The reasoning in the Supreme Court’s opinion centered on reaffirming the vitality of its earliest decisions on patent enablement dating back to the 1800s. Recognizing that those cases often dealt with simpler technologies, the Supreme Court emphasized that Section 112’s enablement requirement is the same for all technologies and applies equally to technologies old and new. The opinion also noted that the Patent Act’s enablement requirement has been the same since the years after the country’s founding, and that the law has always required patent applicants who “claim a lot, to enable a lot.” In other words, to fulfill the quid pro quo implicit in patent law, inventors must provide an ample disclosure of their inventions to the public that is at least commensurate with the scope of the limited monopoly they seek from the government.
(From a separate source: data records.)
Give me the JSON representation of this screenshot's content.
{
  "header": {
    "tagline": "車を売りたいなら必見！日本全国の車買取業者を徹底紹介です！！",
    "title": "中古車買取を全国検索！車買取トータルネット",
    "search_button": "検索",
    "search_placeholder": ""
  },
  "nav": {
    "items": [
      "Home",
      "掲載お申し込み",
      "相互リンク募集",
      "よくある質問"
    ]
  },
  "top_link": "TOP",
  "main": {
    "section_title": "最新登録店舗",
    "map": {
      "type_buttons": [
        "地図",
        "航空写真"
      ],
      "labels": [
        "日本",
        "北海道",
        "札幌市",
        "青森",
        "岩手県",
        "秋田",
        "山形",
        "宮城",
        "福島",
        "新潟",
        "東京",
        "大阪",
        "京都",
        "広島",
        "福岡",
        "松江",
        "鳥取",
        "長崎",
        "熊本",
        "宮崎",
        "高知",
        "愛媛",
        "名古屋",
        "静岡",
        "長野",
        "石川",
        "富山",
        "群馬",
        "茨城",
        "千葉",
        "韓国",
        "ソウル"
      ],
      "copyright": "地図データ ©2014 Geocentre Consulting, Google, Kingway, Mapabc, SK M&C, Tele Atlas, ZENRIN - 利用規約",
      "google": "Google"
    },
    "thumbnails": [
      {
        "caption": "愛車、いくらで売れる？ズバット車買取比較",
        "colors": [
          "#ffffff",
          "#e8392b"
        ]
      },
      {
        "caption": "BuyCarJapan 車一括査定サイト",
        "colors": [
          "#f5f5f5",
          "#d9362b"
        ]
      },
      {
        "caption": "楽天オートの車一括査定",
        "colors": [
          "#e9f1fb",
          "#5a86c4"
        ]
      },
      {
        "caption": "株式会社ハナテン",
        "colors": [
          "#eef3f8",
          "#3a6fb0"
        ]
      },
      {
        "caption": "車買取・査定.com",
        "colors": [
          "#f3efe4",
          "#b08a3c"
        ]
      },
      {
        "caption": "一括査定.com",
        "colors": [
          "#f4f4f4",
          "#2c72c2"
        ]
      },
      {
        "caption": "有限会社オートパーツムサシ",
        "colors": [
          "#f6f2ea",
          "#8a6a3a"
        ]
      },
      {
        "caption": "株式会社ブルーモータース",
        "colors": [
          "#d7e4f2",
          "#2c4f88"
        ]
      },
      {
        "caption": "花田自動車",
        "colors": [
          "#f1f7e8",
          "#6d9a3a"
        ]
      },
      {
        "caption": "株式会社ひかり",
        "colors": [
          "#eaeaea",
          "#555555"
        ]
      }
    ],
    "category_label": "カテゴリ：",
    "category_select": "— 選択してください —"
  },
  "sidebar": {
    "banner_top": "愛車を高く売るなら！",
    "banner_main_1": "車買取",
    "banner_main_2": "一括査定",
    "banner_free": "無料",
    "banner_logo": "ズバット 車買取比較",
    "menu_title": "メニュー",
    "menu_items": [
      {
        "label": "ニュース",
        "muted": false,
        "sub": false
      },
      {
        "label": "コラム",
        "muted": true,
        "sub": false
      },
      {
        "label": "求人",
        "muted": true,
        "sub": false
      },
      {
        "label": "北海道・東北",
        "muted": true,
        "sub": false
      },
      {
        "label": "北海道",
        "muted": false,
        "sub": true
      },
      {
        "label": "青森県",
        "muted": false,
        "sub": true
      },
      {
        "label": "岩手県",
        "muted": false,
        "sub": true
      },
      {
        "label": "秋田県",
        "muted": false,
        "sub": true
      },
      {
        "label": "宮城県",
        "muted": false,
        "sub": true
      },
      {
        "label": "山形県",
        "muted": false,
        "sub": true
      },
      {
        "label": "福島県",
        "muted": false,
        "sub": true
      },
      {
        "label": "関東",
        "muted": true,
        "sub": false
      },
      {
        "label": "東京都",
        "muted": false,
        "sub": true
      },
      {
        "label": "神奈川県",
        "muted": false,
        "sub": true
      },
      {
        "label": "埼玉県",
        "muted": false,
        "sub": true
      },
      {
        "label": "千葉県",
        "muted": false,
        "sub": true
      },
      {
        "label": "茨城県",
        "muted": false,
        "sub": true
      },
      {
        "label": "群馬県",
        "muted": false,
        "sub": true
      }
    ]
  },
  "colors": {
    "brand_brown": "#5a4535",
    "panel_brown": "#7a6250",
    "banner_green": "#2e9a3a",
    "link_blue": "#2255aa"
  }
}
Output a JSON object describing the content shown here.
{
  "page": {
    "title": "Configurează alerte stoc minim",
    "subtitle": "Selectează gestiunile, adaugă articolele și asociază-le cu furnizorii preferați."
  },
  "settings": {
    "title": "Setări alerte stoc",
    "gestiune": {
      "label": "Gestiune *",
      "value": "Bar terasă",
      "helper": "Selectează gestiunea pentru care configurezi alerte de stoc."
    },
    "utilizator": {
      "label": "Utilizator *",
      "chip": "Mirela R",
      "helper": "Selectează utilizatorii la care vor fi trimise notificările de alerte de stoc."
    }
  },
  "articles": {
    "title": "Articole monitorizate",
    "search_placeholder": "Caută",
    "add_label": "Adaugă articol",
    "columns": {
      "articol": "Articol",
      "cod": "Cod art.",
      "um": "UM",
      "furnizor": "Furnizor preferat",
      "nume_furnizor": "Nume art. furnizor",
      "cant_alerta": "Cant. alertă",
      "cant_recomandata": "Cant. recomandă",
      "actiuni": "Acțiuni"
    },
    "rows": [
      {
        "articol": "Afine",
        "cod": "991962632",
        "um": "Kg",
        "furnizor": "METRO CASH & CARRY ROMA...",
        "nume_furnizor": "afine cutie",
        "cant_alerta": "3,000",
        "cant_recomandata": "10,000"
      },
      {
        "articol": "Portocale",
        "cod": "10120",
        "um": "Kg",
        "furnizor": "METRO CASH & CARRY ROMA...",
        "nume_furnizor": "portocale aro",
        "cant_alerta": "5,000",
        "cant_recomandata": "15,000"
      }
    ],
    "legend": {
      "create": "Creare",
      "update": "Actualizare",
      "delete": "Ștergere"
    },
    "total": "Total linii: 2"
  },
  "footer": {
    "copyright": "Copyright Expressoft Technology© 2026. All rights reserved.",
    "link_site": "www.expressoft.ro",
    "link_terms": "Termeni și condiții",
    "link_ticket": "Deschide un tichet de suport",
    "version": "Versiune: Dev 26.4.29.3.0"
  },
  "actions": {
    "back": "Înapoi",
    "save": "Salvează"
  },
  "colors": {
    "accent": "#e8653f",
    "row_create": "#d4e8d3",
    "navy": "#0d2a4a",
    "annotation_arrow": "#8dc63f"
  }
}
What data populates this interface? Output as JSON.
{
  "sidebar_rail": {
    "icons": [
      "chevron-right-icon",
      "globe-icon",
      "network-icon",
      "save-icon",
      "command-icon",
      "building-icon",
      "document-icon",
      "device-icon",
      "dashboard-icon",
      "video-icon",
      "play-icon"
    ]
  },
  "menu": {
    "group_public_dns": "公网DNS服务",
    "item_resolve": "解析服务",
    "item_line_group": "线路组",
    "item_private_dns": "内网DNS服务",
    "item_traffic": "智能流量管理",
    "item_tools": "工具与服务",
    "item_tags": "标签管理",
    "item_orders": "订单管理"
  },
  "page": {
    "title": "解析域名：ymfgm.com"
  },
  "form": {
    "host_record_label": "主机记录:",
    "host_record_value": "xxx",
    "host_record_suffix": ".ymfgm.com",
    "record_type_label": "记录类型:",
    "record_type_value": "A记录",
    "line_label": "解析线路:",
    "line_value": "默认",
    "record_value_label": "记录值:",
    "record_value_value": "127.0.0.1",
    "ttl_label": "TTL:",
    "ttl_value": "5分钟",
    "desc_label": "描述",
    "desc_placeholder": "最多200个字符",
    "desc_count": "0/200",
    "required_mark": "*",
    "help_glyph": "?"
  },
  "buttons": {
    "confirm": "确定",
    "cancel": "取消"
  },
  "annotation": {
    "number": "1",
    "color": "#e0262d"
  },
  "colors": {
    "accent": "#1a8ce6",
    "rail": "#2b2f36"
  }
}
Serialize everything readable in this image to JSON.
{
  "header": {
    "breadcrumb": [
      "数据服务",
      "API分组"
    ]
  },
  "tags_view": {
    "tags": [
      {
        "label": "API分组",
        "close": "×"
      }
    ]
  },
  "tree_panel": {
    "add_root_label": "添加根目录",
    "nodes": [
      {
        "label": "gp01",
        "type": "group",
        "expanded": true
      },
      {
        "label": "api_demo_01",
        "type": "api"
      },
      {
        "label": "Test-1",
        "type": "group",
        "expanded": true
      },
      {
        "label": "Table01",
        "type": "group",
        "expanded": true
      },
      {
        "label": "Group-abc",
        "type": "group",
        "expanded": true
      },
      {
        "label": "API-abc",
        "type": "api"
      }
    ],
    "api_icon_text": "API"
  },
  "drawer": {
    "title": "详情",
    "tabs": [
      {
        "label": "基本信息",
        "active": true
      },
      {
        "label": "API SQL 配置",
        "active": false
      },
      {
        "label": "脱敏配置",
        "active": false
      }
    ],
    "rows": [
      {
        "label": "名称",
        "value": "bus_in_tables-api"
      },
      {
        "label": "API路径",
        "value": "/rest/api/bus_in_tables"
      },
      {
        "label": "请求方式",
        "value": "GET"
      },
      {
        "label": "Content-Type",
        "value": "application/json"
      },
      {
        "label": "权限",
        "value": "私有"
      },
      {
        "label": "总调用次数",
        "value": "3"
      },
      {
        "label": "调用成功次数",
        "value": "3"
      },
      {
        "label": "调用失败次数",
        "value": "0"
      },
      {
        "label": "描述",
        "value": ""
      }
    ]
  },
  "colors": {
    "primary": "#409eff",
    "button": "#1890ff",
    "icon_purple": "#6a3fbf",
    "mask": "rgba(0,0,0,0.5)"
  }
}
The Supreme Court’s decision will likely have a muted impact on patent owners. In reaffirming existing law, the Supreme Court did not announce any new test for evaluating whether the enablement requirement is met – or signal any interest in revisiting the enablement requirement anytime soon. In practice, the outcome of this appeal means that patent applicants should continue to utilize the same types of strategies that have become commonplace in modern patent prosecution practice. For example, if a patent covers more than an incremental improvement, a patent applicant should consider investing the resources required to generate a patent disclosure that provides a fulsome description of the full range of embodiments that the applicant desires to claim, and/or sufficient details in the disclosure to enable a skilled practitioner to fill out the full scope of the claims without the need for extensive experimentation or new discoveries. As Gorsuch’s opinion explained, “[i]f a patent claims an entire class of processes, machines, manufactures, or compositions of matter, the patent’s specification must enable a person skilled in the art to make and use the entire class.” And while the Supreme Court acknowledged that this standard does not prohibit some reasonable amount of experimentation to make and use the full scope of a patented invention, it cautioned that the amount required cannot amount to a “research assignment.” The determination of what constitutes undue experimentation will continue to be a question of law for lower courts, with outcomes that vary based on the predictability of the technology at issue and the specific facts of each case.